Fiction
Related: About this forumWho are your three favorite heroes/heroines in literature?
For me, in order of #3 to #1 is simple:
#3: O-Lan (欧兰 from Pearl Buck's The Good Earth. This is a woman who gives her spirit and soul to a soul dead man who only really cares about his own gratitude. She raises children that view her poorly and dies alone while her husband entertains his concubine. She is the essence of purity in my eyes. And what happens to purity in an impure world.
#2: Jean Valjean from Victor Hugo's Les Miserables. I read the book long before watching the opera for the first time and the book really got to a man. Here is a man hunted and chased for a minor mistakes not only by the law, but by his own conscience for feeling he has never done enough to atone for his mistakes. Valjean has so little to dislike in a character or a hero that when he dies, you feel part of your heart die with him.
#1: Samwise Gamgee from JRR Tolkein's Lord of the Rings Triology. No other character shows true devotion and genuine caring for another as Samwise does for Frodo. Samwise is everything people should be to each other.
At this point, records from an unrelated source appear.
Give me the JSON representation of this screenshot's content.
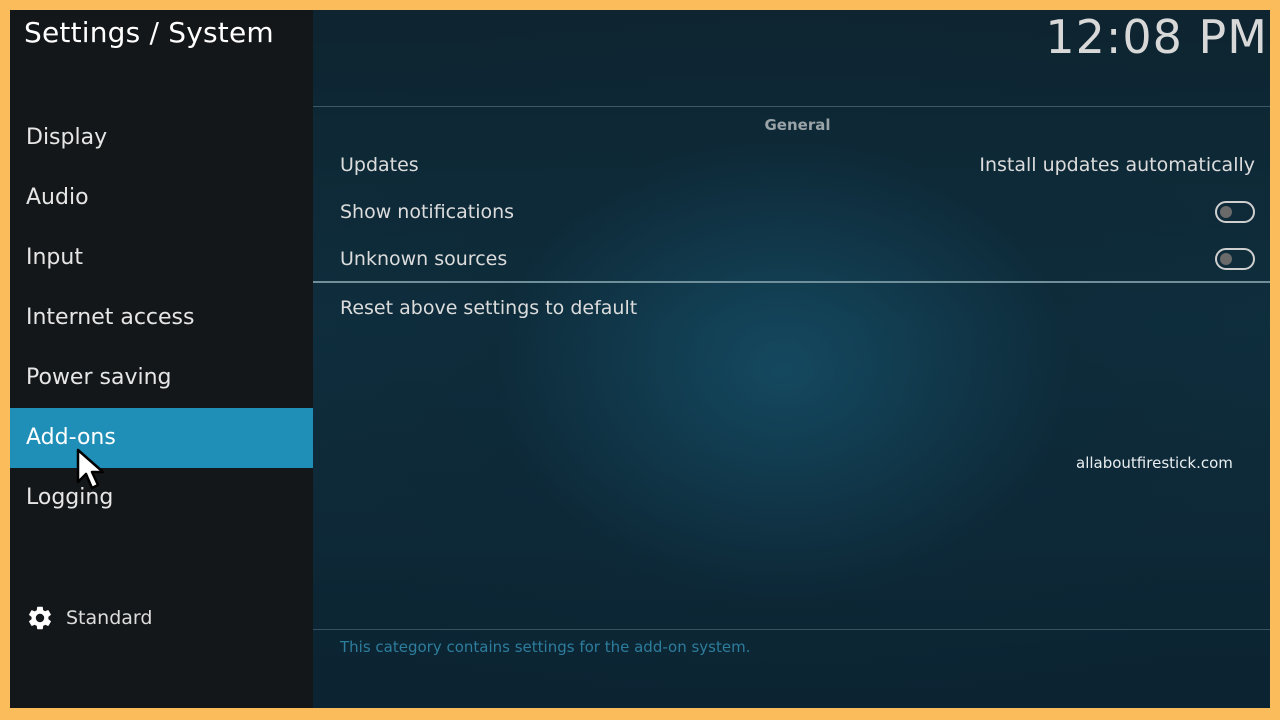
{
  "window": {
    "title": "Settings / System",
    "clock": "12:08 PM"
  },
  "sidebar": {
    "items": [
      {
        "label": "Display"
      },
      {
        "label": "Audio"
      },
      {
        "label": "Input"
      },
      {
        "label": "Internet access"
      },
      {
        "label": "Power saving"
      },
      {
        "label": "Add-ons",
        "active": true
      },
      {
        "label": "Logging"
      }
    ],
    "settings_level": {
      "icon": "gear-icon",
      "label": "Standard"
    }
  },
  "main": {
    "section_header": "General",
    "settings": [
      {
        "label": "Updates",
        "value": "Install updates automatically"
      },
      {
        "label": "Show notifications",
        "toggle": "off"
      },
      {
        "label": "Unknown sources",
        "toggle": "off"
      }
    ],
    "reset_label": "Reset above settings to default",
    "description": "This category contains settings for the add-on system."
  },
  "watermark": "allaboutfirestick.com",
  "colors": {
    "accent": "#1f8fb8",
    "sidebar_bg": "#141719",
    "frame_border": "#fbbd5c",
    "description_text": "#2d7d9d"
  }
}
And at the end, after years of taking care of Mr. Frodo, when he boards the white ship with Elrond, Bilbo and Gandalf, we feel and know that Samwise wants, one more time, to be the man to save and protect Frodo. As the ship leaves, Samwise feels part of himself leave with Frodo. Samwise Gamgee is probably the greatest heroic character in the history of literature.
TBF
(34,975 posts)I often think of favorite books but not necessarily characters.
I loved the Good Earth - such an interesting book because as you point out O-Lan was such an opposite of her husband.
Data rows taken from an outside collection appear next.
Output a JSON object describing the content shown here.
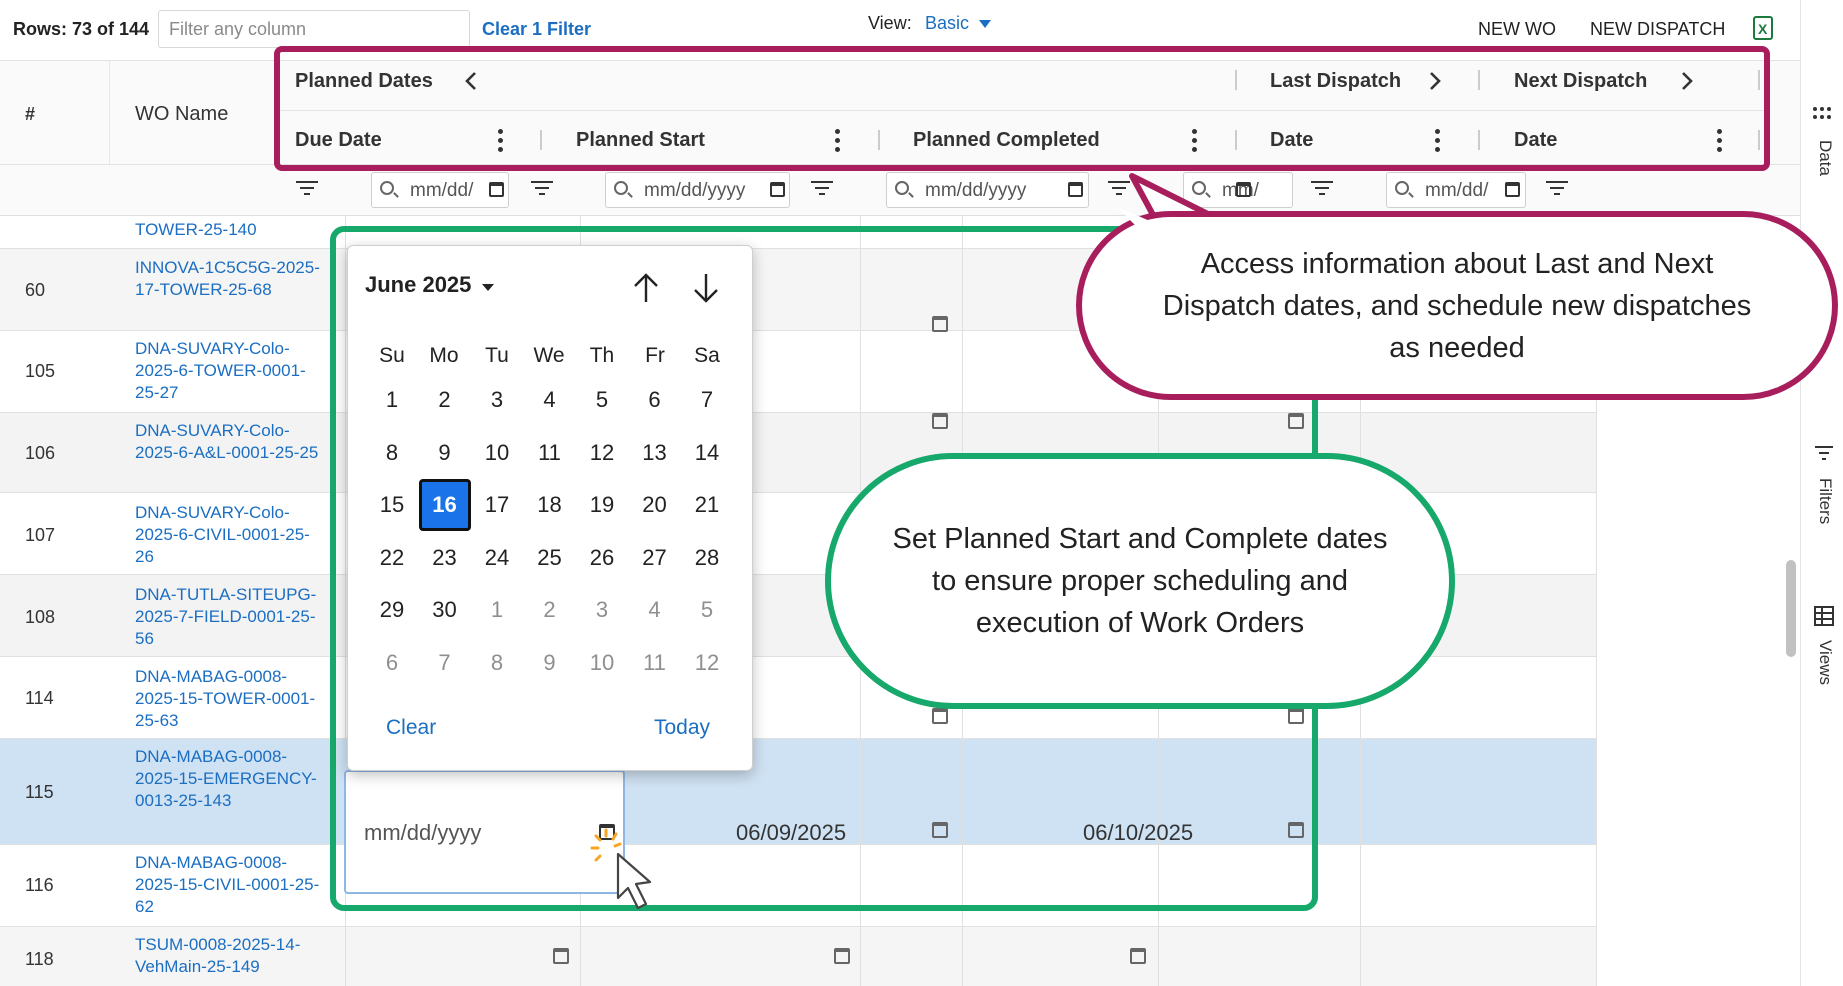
{
  "toolbar": {
    "rows_count": "Rows: 73 of 144",
    "filter_placeholder": "Filter any column",
    "clear_filter": "Clear 1 Filter",
    "view_label": "View:",
    "view_value": "Basic",
    "new_wo": "NEW WO",
    "new_dispatch": "NEW DISPATCH"
  },
  "columns": {
    "num": "#",
    "wo_name": "WO Name",
    "group_planned": "Planned Dates",
    "group_last": "Last Dispatch",
    "group_next": "Next Dispatch",
    "due_date": "Due Date",
    "planned_start": "Planned Start",
    "planned_completed": "Planned Completed",
    "last_date": "Date",
    "next_date": "Date"
  },
  "date_filters": {
    "f1": "mm/dd/",
    "f2": "mm/dd/yyyy",
    "f3": "mm/dd/yyyy",
    "f4": "mm/",
    "f5": "mm/dd/"
  },
  "rows": [
    {
      "num": "",
      "wo": "TOWER-25-140"
    },
    {
      "num": "60",
      "wo": "INNOVA-1C5C5G-2025-17-TOWER-25-68"
    },
    {
      "num": "105",
      "wo": "DNA-SUVARY-Colo-2025-6-TOWER-0001-25-27"
    },
    {
      "num": "106",
      "wo": "DNA-SUVARY-Colo-2025-6-A&L-0001-25-25"
    },
    {
      "num": "107",
      "wo": "DNA-SUVARY-Colo-2025-6-CIVIL-0001-25-26"
    },
    {
      "num": "108",
      "wo": "DNA-TUTLA-SITEUPG-2025-7-FIELD-0001-25-56"
    },
    {
      "num": "114",
      "wo": "DNA-MABAG-0008-2025-15-TOWER-0001-25-63"
    },
    {
      "num": "115",
      "wo": "DNA-MABAG-0008-2025-15-EMERGENCY-0013-25-143"
    },
    {
      "num": "116",
      "wo": "DNA-MABAG-0008-2025-15-CIVIL-0001-25-62"
    },
    {
      "num": "118",
      "wo": "TSUM-0008-2025-14-VehMain-25-149"
    }
  ],
  "selected_row": {
    "due_placeholder": "mm/dd/yyyy",
    "planned_start": "06/09/2025",
    "planned_completed": "06/10/2025"
  },
  "calendar": {
    "month": "June 2025",
    "weekdays": [
      "Su",
      "Mo",
      "Tu",
      "We",
      "Th",
      "Fr",
      "Sa"
    ],
    "weeks": [
      [
        "1",
        "2",
        "3",
        "4",
        "5",
        "6",
        "7"
      ],
      [
        "8",
        "9",
        "10",
        "11",
        "12",
        "13",
        "14"
      ],
      [
        "15",
        "16",
        "17",
        "18",
        "19",
        "20",
        "21"
      ],
      [
        "22",
        "23",
        "24",
        "25",
        "26",
        "27",
        "28"
      ],
      [
        "29",
        "30",
        "1",
        "2",
        "3",
        "4",
        "5"
      ],
      [
        "6",
        "7",
        "8",
        "9",
        "10",
        "11",
        "12"
      ]
    ],
    "selected": "16",
    "clear": "Clear",
    "today": "Today"
  },
  "right_rail": {
    "data": "Data",
    "filters": "Filters",
    "views": "Views"
  },
  "callouts": {
    "dispatch": "Access information about Last and Next Dispatch dates, and schedule new dispatches as needed",
    "planned": "Set Planned Start and Complete dates to ensure proper scheduling and execution of Work Orders"
  },
  "colors": {
    "accent_blue": "#1b6ec2",
    "magenta": "#a81e5d",
    "green": "#17a86b",
    "selected_row": "#cfe2f3",
    "selected_day": "#1a73e8"
  }
}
The Handmaid's Tale - Offred
The Lovely Bones - Susie Salmon
Ethan Fromm - Ethan
shenmue
(38,538 posts)By Pat Conroy.
pscot
(21,043 posts)Gilgamesh
Odysseus
Yossarian
Fairgo
(1,571 posts)Ignatius J. Riley
Kilgore Trout
Hari Seldon
Fortinbras Armstrong
(4,477 posts)Miles Vorkosigan in Lois McMaster Bujold's series of novels. He is a the son and grandson of great men, and he feels he has to be a great man as well. He has to overcome serious physical handicaps (his mother was poisoned in an assassination attempt when she was pregnant, and the poison -- or, rather, the antidote to the poison -- has made his bones brittle and severely stunted his growth). He turns out to be a great man himself, although many of his achievements he can't tell anyone about, since he spends much of his career as a covert operations specialist for Imperial Security.
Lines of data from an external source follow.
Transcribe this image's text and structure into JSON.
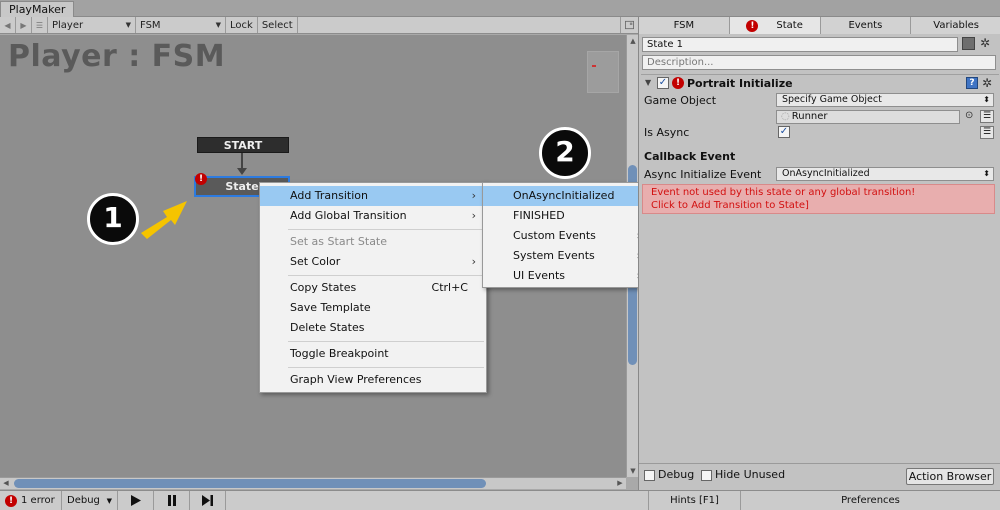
{
  "window": {
    "tab_label": "PlayMaker"
  },
  "toolbar": {
    "back_icon": "back-arrow-icon",
    "forward_icon": "forward-arrow-icon",
    "menu_icon": "hamburger-menu-icon",
    "gameobject_select": "Player",
    "fsm_select": "FSM",
    "lock_label": "Lock",
    "select_label": "Select"
  },
  "graph": {
    "title": "Player : FSM",
    "start_node_label": "START",
    "state_node_label": "State",
    "state_error_glyph": "!",
    "selection_color": "#2d7be0"
  },
  "annotations": {
    "badge_1": "1",
    "badge_2": "2",
    "arrow_color": "#f5c400"
  },
  "context_menu": {
    "items": [
      {
        "label": "Add Transition",
        "submenu": true,
        "highlighted": true
      },
      {
        "label": "Add Global Transition",
        "submenu": true
      },
      {
        "label": "Set as Start State",
        "disabled": true
      },
      {
        "label": "Set Color",
        "submenu": true
      },
      {
        "label": "Copy States",
        "shortcut": "Ctrl+C"
      },
      {
        "label": "Save Template"
      },
      {
        "label": "Delete States"
      },
      {
        "label": "Toggle Breakpoint"
      },
      {
        "label": "Graph View Preferences"
      }
    ]
  },
  "sub_menu": {
    "items": [
      {
        "label": "OnAsyncInitialized",
        "highlighted": true
      },
      {
        "label": "FINISHED"
      },
      {
        "label": "Custom Events",
        "submenu": true
      },
      {
        "label": "System Events",
        "submenu": true
      },
      {
        "label": "UI Events",
        "submenu": true
      }
    ]
  },
  "bottombar": {
    "error_count": "1 error",
    "debug_select": "Debug",
    "hints_label": "Hints [F1]",
    "preferences_label": "Preferences"
  },
  "inspector": {
    "tabs": [
      "FSM",
      "State",
      "Events",
      "Variables"
    ],
    "state_name": "State 1",
    "description_placeholder": "Description...",
    "action": {
      "title": "Portrait Initialize",
      "game_object_label": "Game Object",
      "game_object_mode": "Specify Game Object",
      "game_object_value": "Runner",
      "is_async_label": "Is Async",
      "callback_section": "Callback Event",
      "async_event_label": "Async Initialize Event",
      "async_event_value": "OnAsyncInitialized",
      "error_line1": "Event not used by this state or any global transition!",
      "error_line2": "Click to Add Transition to State]"
    },
    "debug_label": "Debug",
    "hide_unused_label": "Hide Unused",
    "action_browser_label": "Action Browser"
  }
}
Victor Cachet in the Honor Harrington novels by David Weber. He is a man of honor and integrity. He is fully prepared to lose his own life to do what he believes is right.
Huckleberry Finn. He, too, is determined to do what is right, even if he might well "go to hell for it".
FSogol
(47,076 posts)Eugene Henderson from "Henderson the Rain King" by Saul Bellow
Yossarian from "Catch 22" by Joseph Heller
Larry Darrell from W. Somerset Maugham's, "The Razor's Edge"
I also never tire of Holmes and Watson.